While they may be well rested to face Montana, they may not have found a rhythm to the season yet. They played their first game on a Thursday, then had to wait for the next Saturday to play again and now it’ll be two weeks since their last game.
They’re staring a 0-3 start in the face unless they can pull off the upset in Missoula. They accomplished that feat in 2018 in Griz coach Bobby Hauck’s first season, but UM responded with a 38-23 win in 2019 and a 48-7 win in the spring of 2021.
Barnum started his summer preparation with the Griz, even though they opened with two previous games. He walked his new quarterback, Dante Chachere, through everything he needed to know about playing in Wa-Griz.
They talked about different cadences in the loud environment. They discussed the importance of a strong start to the third quarter before Griz fans got back to their seats after halftime. And they looked at the film of former Eastern Washington quarterback Eric Barriere getting rattled in last year’s FCS playoff second-round game.
“I’m trying to prepare them for that,” Barnum said. “I told him they’re going to know your mom’s name, your girlfriend in first grade, they’re going to know everything about you. If you pay attention to them, they’re going to bury you.

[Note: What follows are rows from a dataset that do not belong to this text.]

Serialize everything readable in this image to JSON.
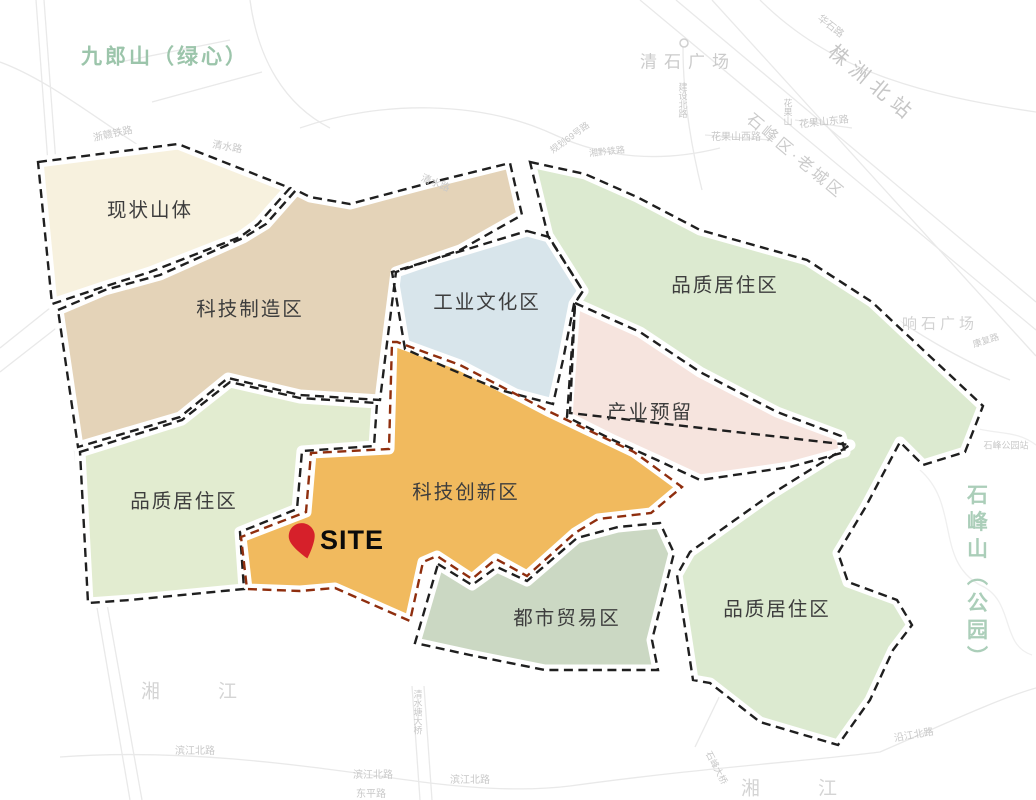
{
  "colors": {
    "background": "#ffffff",
    "zone_dash": "#1f1f1f",
    "innovation_dash": "#8f2e0e",
    "casing": "#ffffff",
    "basemap_line": "#e9e9e9",
    "zone_label_text": "#3d3d3d",
    "green_area_label": "#9cc5ab",
    "gray_area_label": "#c9c9c9",
    "site_pin": "#d6202a"
  },
  "site": {
    "label": "SITE"
  },
  "zones": [
    {
      "name": "zone-residential-ne",
      "label": "品质居住区",
      "fill": "#dcead0",
      "border": "#1f1f1f",
      "label_x": 725,
      "label_y": 286,
      "path": "M530,162 L585,174 L637,197 L700,230 L807,260 L872,302 L983,406 L965,452 L923,465 L900,442 L865,508 L838,553 L848,582 L897,600 L912,625 L893,650 L870,700 L838,745 L760,722 L710,683 L693,680 L677,575 L690,552 L770,495 L850,445 L570,413 L575,303 L583,291 L548,236 Z"
    },
    {
      "name": "zone-industry-reserve",
      "label": "产业预留",
      "fill": "#f6e4de",
      "border": "#1f1f1f",
      "label_x": 650,
      "label_y": 413,
      "path": "M575,303 L640,332 L700,372 L777,412 L841,436 L845,452 L790,467 L700,480 L657,460 L613,440 L567,417 Z"
    },
    {
      "name": "zone-industrial-culture",
      "label": "工业文化区",
      "fill": "#d8e5eb",
      "border": "#1f1f1f",
      "label_x": 487,
      "label_y": 303,
      "path": "M527,231 L549,237 L583,291 L574,304 L563,360 L553,404 L500,390 L450,369 L405,349 L392,272 Z"
    },
    {
      "name": "zone-tech-manufacturing",
      "label": "科技制造区",
      "fill": "#e4d3b8",
      "border": "#1f1f1f",
      "label_x": 250,
      "label_y": 310,
      "path": "M58,310 L105,290 L160,275 L243,238 L266,224 L296,190 L310,197 L350,204 L425,184 L510,163 L522,215 L460,250 L396,272 L388,335 L380,400 L300,395 L228,378 L180,417 L78,447 Z"
    },
    {
      "name": "zone-existing-mountain",
      "label": "现状山体",
      "fill": "#f7f1de",
      "border": "#1f1f1f",
      "label_x": 150,
      "label_y": 211,
      "path": "M38,162 L178,144 L290,188 L258,224 L240,237 L150,272 L100,288 L52,304 Z"
    },
    {
      "name": "zone-residential-w",
      "label": "品质居住区",
      "fill": "#e2ecd0",
      "border": "#1f1f1f",
      "label_x": 184,
      "label_y": 502,
      "path": "M80,452 L182,420 L230,382 L300,398 L377,403 L374,446 L302,451 L297,509 L240,532 L244,589 L130,600 L88,603 Z"
    },
    {
      "name": "zone-tech-innovation",
      "label": "科技创新区",
      "fill": "#f1ba5e",
      "border": "#8f2e0e",
      "label_x": 466,
      "label_y": 493,
      "path": "M392,342 L397,342 L460,365 L548,411 L634,452 L682,487 L651,513 L598,519 L575,533 L527,576 L496,559 L472,579 L437,556 L423,562 L410,621 L335,588 L300,591 L247,589 L241,537 L306,512 L311,453 L389,449 Z"
    },
    {
      "name": "zone-urban-trade",
      "label": "都市贸易区",
      "fill": "#cbd8c3",
      "border": "#1f1f1f",
      "label_x": 567,
      "label_y": 619,
      "path": "M438,564 L472,585 L497,567 L527,581 L577,538 L618,527 L660,523 L674,553 L652,640 L658,670 L545,670 L470,655 L415,643 Z"
    },
    {
      "name": "zone-residential-se-label",
      "label": "品质居住区",
      "fill": "#dcead0",
      "border": "#1f1f1f",
      "label_x": 777,
      "label_y": 610,
      "path": null
    }
  ],
  "map_labels": [
    {
      "name": "area-label-jiulangshan",
      "text": "九郎山（绿心）",
      "x": 165,
      "y": 57,
      "size": 21,
      "color": "#9cc5ab",
      "ls": 3,
      "bold": true
    },
    {
      "name": "area-label-qingshi-square",
      "text": "清石广场",
      "x": 688,
      "y": 62,
      "size": 17,
      "color": "#cbcbcb",
      "ls": 7
    },
    {
      "name": "area-label-zhuzhou-north-station",
      "text": "株洲北站",
      "x": 872,
      "y": 84,
      "size": 20,
      "color": "#c6c6c6",
      "ls": 7,
      "rot": 40
    },
    {
      "name": "area-label-shifeng-old-town",
      "text": "石峰区·老城区",
      "x": 795,
      "y": 157,
      "size": 16,
      "color": "#cbcbcb",
      "ls": 3,
      "rot": 40
    },
    {
      "name": "area-label-xiangshi-square",
      "text": "响石广场",
      "x": 940,
      "y": 324,
      "size": 15,
      "color": "#d2d2d2",
      "ls": 4
    },
    {
      "name": "area-label-shifengshan-park",
      "text": "石峰山（公园）",
      "x": 976,
      "y": 578,
      "size": 21,
      "color": "#abceb9",
      "ls": 6,
      "bold": true,
      "vertical": true
    },
    {
      "name": "area-label-xiangjiang-west",
      "text": "湘江",
      "x": 218,
      "y": 692,
      "size": 19,
      "color": "#d4d4d4",
      "ls": 58
    },
    {
      "name": "area-label-xiangjiang-south",
      "text": "湘江",
      "x": 818,
      "y": 789,
      "size": 19,
      "color": "#d4d4d4",
      "ls": 58
    },
    {
      "name": "road-label-huashi-rd",
      "text": "华石路",
      "x": 830,
      "y": 27,
      "size": 10,
      "color": "#c8c8c8",
      "rot": 38
    },
    {
      "name": "road-label-zhegan-railway",
      "text": "浙赣铁路",
      "x": 113,
      "y": 135,
      "size": 10,
      "color": "#c8c8c8",
      "rot": -12
    },
    {
      "name": "road-label-qingshui-rd-1",
      "text": "清水路",
      "x": 227,
      "y": 148,
      "size": 10,
      "color": "#c8c8c8",
      "rot": 10
    },
    {
      "name": "road-label-qingshui-rd-2",
      "text": "清水路",
      "x": 435,
      "y": 184,
      "size": 10,
      "color": "#c8c8c8",
      "rot": 22
    },
    {
      "name": "road-label-planned-rd-69",
      "text": "规划69号路",
      "x": 570,
      "y": 138,
      "size": 9,
      "color": "#c8c8c8",
      "rot": -36
    },
    {
      "name": "road-label-xiangqian-railway",
      "text": "湘黔铁路",
      "x": 607,
      "y": 152,
      "size": 9,
      "color": "#c8c8c8",
      "rot": -6
    },
    {
      "name": "road-label-jianshe-north-rd",
      "text": "建设北路",
      "x": 682,
      "y": 100,
      "size": 9,
      "color": "#c8c8c8",
      "vertical": true
    },
    {
      "name": "road-label-huaguoshan",
      "text": "花果山",
      "x": 787,
      "y": 112,
      "size": 9,
      "color": "#c8c8c8",
      "vertical": true
    },
    {
      "name": "road-label-huaguoshan-west-rd",
      "text": "花果山西路",
      "x": 736,
      "y": 138,
      "size": 10,
      "color": "#c8c8c8"
    },
    {
      "name": "road-label-huaguoshan-east-rd",
      "text": "花果山东路",
      "x": 824,
      "y": 123,
      "size": 10,
      "color": "#c8c8c8",
      "rot": -6
    },
    {
      "name": "road-label-kangfu-rd",
      "text": "康复路",
      "x": 986,
      "y": 341,
      "size": 9,
      "color": "#c8c8c8",
      "rot": -18
    },
    {
      "name": "road-label-shifeng-park-station",
      "text": "石峰公园站",
      "x": 1006,
      "y": 446,
      "size": 9,
      "color": "#c8c8c8"
    },
    {
      "name": "road-label-binjiang-north-rd-1",
      "text": "滨江北路",
      "x": 195,
      "y": 752,
      "size": 10,
      "color": "#c8c8c8"
    },
    {
      "name": "road-label-binjiang-north-rd-2",
      "text": "滨江北路",
      "x": 373,
      "y": 776,
      "size": 10,
      "color": "#c8c8c8"
    },
    {
      "name": "road-label-binjiang-north-rd-3",
      "text": "滨江北路",
      "x": 470,
      "y": 781,
      "size": 10,
      "color": "#c8c8c8"
    },
    {
      "name": "road-label-yanjiang-north-rd",
      "text": "沿江北路",
      "x": 914,
      "y": 736,
      "size": 10,
      "color": "#c8c8c8",
      "rot": -10
    },
    {
      "name": "road-label-qingshuitang-bridge",
      "text": "清水塘大桥",
      "x": 417,
      "y": 712,
      "size": 9,
      "color": "#c8c8c8",
      "vertical": true
    },
    {
      "name": "road-label-shifeng-bridge",
      "text": "石峰大桥",
      "x": 716,
      "y": 768,
      "size": 9,
      "color": "#c8c8c8",
      "rot": 62
    },
    {
      "name": "road-label-dongping-rd",
      "text": "东平路",
      "x": 371,
      "y": 795,
      "size": 10,
      "color": "#c8c8c8"
    }
  ]
}
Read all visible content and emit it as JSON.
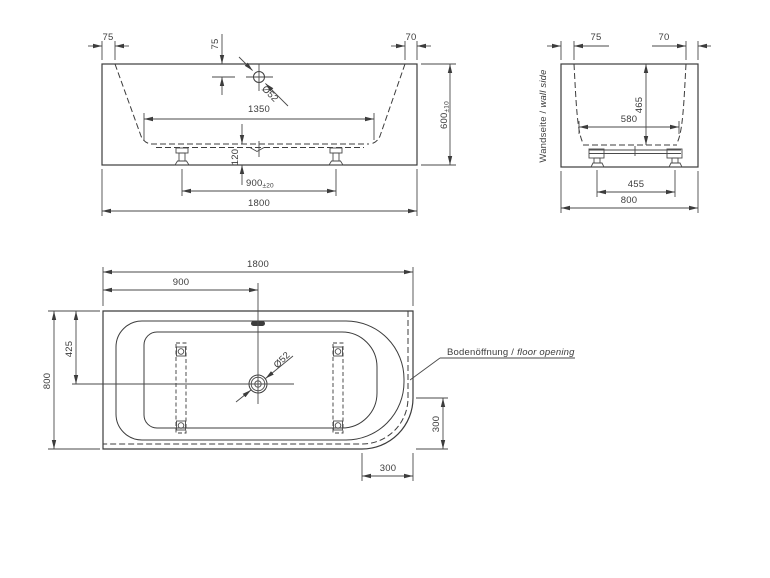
{
  "title": "Bathtub installation dimension drawing",
  "colors": {
    "line": "#3c3c3c",
    "background": "#ffffff"
  },
  "front_view": {
    "rim_left": "75",
    "overflow_offset": "75",
    "rim_right": "70",
    "overflow_diameter": "Ø52",
    "inner_length": "1350",
    "base_height": "120",
    "feet_spacing": "900",
    "feet_spacing_tol": "±20",
    "total_length": "1800",
    "total_height": "600",
    "total_height_tol": "±10"
  },
  "end_view": {
    "rim_left": "75",
    "rim_right": "70",
    "inner_depth": "465",
    "inner_width": "580",
    "feet_spacing": "455",
    "total_width": "800",
    "wall_label_de": "Wandseite /",
    "wall_label_en": "wall side"
  },
  "plan_view": {
    "total_length": "1800",
    "drain_from_left": "900",
    "drain_from_top": "425",
    "total_width": "800",
    "drain_diameter": "Ø52",
    "corner_radius_vertical": "300",
    "corner_radius_horizontal": "300",
    "floor_opening_label_de": "Bodenöffnung /",
    "floor_opening_label_en": "floor opening"
  }
}
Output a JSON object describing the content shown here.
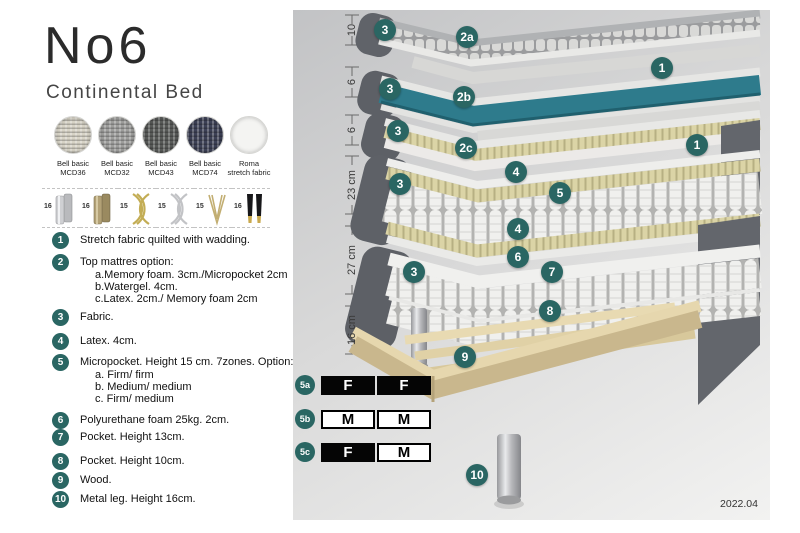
{
  "header": {
    "title": "No6",
    "subtitle": "Continental Bed"
  },
  "fabrics": [
    {
      "line1": "Bell basic",
      "line2": "MCD36",
      "color": "#d7d3c6"
    },
    {
      "line1": "Bell basic",
      "line2": "MCD32",
      "color": "#9e9e9c"
    },
    {
      "line1": "Bell basic",
      "line2": "MCD43",
      "color": "#585a58"
    },
    {
      "line1": "Bell basic",
      "line2": "MCD74",
      "color": "#3d4156"
    },
    {
      "line1": "Roma",
      "line2": "stretch fabric",
      "color": "#f4f4f2"
    }
  ],
  "leg_options": [
    {
      "height": "16",
      "type": "cylinder-silver"
    },
    {
      "height": "16",
      "type": "cylinder-brass"
    },
    {
      "height": "15",
      "type": "cross-gold"
    },
    {
      "height": "15",
      "type": "cross-silver"
    },
    {
      "height": "15",
      "type": "hairpin-gold"
    },
    {
      "height": "16",
      "type": "taper-black-gold"
    }
  ],
  "legend": [
    {
      "num": "1",
      "text": "Stretch fabric quilted with wadding.",
      "sub": []
    },
    {
      "num": "2",
      "text": "Top mattres option:",
      "sub": [
        "a.Memory foam. 3cm./Micropocket 2cm",
        "b.Watergel. 4cm.",
        "c.Latex. 2cm./ Memory foam 2cm"
      ]
    },
    {
      "num": "3",
      "text": "Fabric.",
      "sub": []
    },
    {
      "num": "4",
      "text": "Latex. 4cm.",
      "sub": []
    },
    {
      "num": "5",
      "text": "Micropocket. Height 15 cm. 7zones. Option:",
      "sub": [
        "a. Firm/ firm",
        "b. Medium/ medium",
        "c. Firm/ medium"
      ]
    },
    {
      "num": "6",
      "text": "Polyurethane foam 25kg. 2cm.",
      "sub": []
    },
    {
      "num": "7",
      "text": "Pocket. Height 13cm.",
      "sub": []
    },
    {
      "num": "8",
      "text": "Pocket. Height 10cm.",
      "sub": []
    },
    {
      "num": "9",
      "text": "Wood.",
      "sub": []
    },
    {
      "num": "10",
      "text": "Metal leg. Height 16cm.",
      "sub": []
    }
  ],
  "diagram": {
    "measurements": [
      "10",
      "6",
      "6",
      "23 cm",
      "27 cm",
      "16 cm"
    ],
    "badges": [
      "3",
      "2a",
      "1",
      "3",
      "2b",
      "3",
      "2c",
      "1",
      "4",
      "3",
      "5",
      "4",
      "6",
      "3",
      "7",
      "8",
      "9",
      "10"
    ],
    "firmness": [
      {
        "label": "5a",
        "cells": [
          {
            "text": "F"
          },
          {
            "text": "F"
          }
        ]
      },
      {
        "label": "5b",
        "cells": [
          {
            "text": "M"
          },
          {
            "text": "M"
          }
        ]
      },
      {
        "label": "5c",
        "cells": [
          {
            "text": "F"
          },
          {
            "text": "M"
          }
        ]
      }
    ],
    "version": "2022.04"
  },
  "colors": {
    "badge_teal": "#2a6663",
    "watergel_teal": "#2e7b8c",
    "latex_yellow": "#d9d2a2",
    "fabric_gray": "#5e6167",
    "wood": "#ddcba0"
  }
}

“I said the cool think about it, you go in there and try to beat them, win or lose, you’re going to walk out of there and they’re going to shake your hand and say, ‘Good game, kid.’ But you have to get through that adversity. Screw the X’s and O’s. I’m trying to prepare him for that.”
The X’s and O’s are now more important given that the game is almost here. Managing a raucous environment will be key too because Montana announced Tuesday that there were only 500 tickets left for the homecoming game in the stadium with a capacity of 25,217.
Montana coach Bobby Hauck was asked Monday if he would ever pull a stunt similar to what the PSU coach did last fall. Barnum offered to buy beer for every fan who attended the Vikings’ game against Division II Western Oregon in a ploy to increase attendance.
“There’s too many people here,” Hauck said. “I need a raise if we’re going to do that here. There’s more than a thousand here, man.”
Barnum ended up racking up a check of $14,448 with his stunt as 3,124 fans attended. Just like his players in 2018 at that restaurant, Barnum was in for a surprise. At least this one was a more pleasant surprise.
“Very few actually know this,” Barnum began. “The brass called me in, they reached out to me on (the) Monday (after the game) and said, ‘You know what, Barny, we would never get that much attention, advertisement to our university, not just the athletic department, for $14K, so we’re going to cover the bill for you.’ I about kissed him. ‘Thank you. Thank you. I won’t say anything next year.’ They covered it for me. That was the best news of the whole weekend.”
Sunny days for son
Hauck, who is good friends with Barnum, found a walk-on spot on his roster for Barnum’s son, Cooper. He noted at the start of fall camp that Bruce called him while he was preparing for a fishing trip to ask if the Griz would have room for Cooper.
“We’re glad Cooper’s with us. I think he’s going to be a good player,” Hauck said. “I think it’s easy to recruit other coaches’ kids because they know what you’re talking about when you’re talking about your program.”
The Griz had tried recruiting Cooper out of high school, but he chose Washington State for baseball, where he spent two years as a pitcher. Cooper is a reserve safety and has yet to play in a game for Montana, which has a star-studded, deep defense.
“They’re a talented group,” Bruce said. “Then you add Washington-Griz to them, and that game is going to be a challenge.”